Le petit marché des CDS sert d’instrument de coordination pour spéculer contre les Etats européens. Pour casser la spéculation, l’Union Européenne vient de se doter d’une nouvelle réglementation entrée en vigueur le 1er novembre. Malheureusement cette  nouvelle loi pionnière et ambitieuse souffre de failles qui la rendent inefficace. Elle offre un exemple de capture du politique par les intérêts d’un seul secteur économique.

Petit précis de finance : comment spéculer contre un Etat ?

Deux méthodes ont fait leurs « preuves » : la vente à découvert sur le marché obligataire ou les ventes à nu sur le marché des CDS. Prenons deux exemples. Si vous pensez que l’Espagne ne sera pas capable de réduire son déficit en 2013 comme elle s’y est engagée, vous pourriez gagner de l’argent en pariant contre ce pays lors de sa prochaine émission obligataire. Pour ce faire, il vous faut trouver un investisseur sur le marché qui souhaiterait acquérir des obligations espagnoles au moment de sa prochaine émission. Vous lui vendez à terme ces obligations en pariant que leur prix sera plus bas que ce que pense votre client. Vous n’achetez pas les titres aujourd’hui.  Vous pourrez les acheter à la date de livraison. Vous gagnerez si vos anticipations étaient justes : si le prix des titres espagnols a baissé à cause de la détérioration de la situation économique alors vous les achèterez moins cher que le prix de vente auquel vous vous êtes engagé aujourd’hui. Vous venez d’effectuer une vente à découvert.

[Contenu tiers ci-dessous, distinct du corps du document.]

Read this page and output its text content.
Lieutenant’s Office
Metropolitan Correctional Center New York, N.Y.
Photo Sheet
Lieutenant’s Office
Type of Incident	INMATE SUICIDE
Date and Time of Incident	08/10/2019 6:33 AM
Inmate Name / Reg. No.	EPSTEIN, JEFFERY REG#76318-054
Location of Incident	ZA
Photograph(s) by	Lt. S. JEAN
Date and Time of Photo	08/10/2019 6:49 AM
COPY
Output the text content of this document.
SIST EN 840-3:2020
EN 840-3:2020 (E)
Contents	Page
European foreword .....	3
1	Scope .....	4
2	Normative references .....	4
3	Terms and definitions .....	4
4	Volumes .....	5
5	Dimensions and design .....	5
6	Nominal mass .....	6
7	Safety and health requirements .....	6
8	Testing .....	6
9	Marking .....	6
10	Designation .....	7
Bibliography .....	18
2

Il y a un autre moyen d’opérer que la nouvelle loi européenne tente de contrer. Faites vos paris sur le marché des CDS, c’est-à-dire le marché d’assurance contre le défaut de l’Espagne. Celui-ci est plus petit, il est concentré, il est donc plus facile de le faire bouger que le marché obligataire. Nul besoin que l’Espagne se déclare en faillite pour empocher vos gains ! Achetez des CDS espagnols (sur l’Etat ou sur Santander) aujourd’hui et revendez-les quand le risque aura augmenté : vous revendrez la protection plus cher… Un détail : ne vous encombrez pas des obligations espagnoles. Elles ne vous servent à rien puisque c’est sur la revente de CDS que vous dégagez du profit. Vous n’avez jamais eu l’intention d’assurer des titres…  Les CDS sont des produits échangeables et dont le prix évolue selon l’offre et la demande. Et c’est justement l’intérêt d’un petit marché liquide : moins de quantité nécessaire pour faire bouger les prix…

La directive entrée en vigueur le 1er novembre 2012 interdit ces deux stratégies : ventes à découvert de titres obligataires souverains  et échange de CDS souverains à nu. Aujourd’hui si vous voulez parier sur le marché des CDS, vous êtes tenu de détenir dans votre portefeuille les titres que le CDS protège ou au moins des titres très proches.

Enfin une loi courageuse ! L’interdiction des CDS à nu, envisagée aux Etats-Unis puis abandonnée en 2009 est une décision européenne pionnière ! Plus possible de spéculer contre les Etats européens…

Sauf que :

L’interdiction n’est pas appliquée aux « teneurs de marché » (market makers). Qui sont-ils ? Pour être certains qu’un marché fonctionne, certains opérateurs s’engagent à toujours acheter ou vendre un titre à quiconque le souhaite (ils déterminent simplement le prix de la transaction). Cela  assure la liquidité du marché. Par exemple Morgan Stanley est un market maker très actif sur tout le marché des CDS ; la banque fournit en permanence des prix pour toutes les transactions sur le marché. « Ils sont donc utiles ces market makers. Vous imaginez si on interdisait les CDS à nu à ces opérateurs en particulier ? Il n’y aurait plus de liquidité ! » C’est en substance l’argument utilisé par les grandes banques pour négocier des exemptions. En particulier c’est l’argument qui justifie l’exemption de ces market makers sur l’interdiction des CDS souverains à nu en Europe. Les market makers ont gagné : ils peuvent continuer à échanger des CDS sans détenir les obligations sous-jacentes.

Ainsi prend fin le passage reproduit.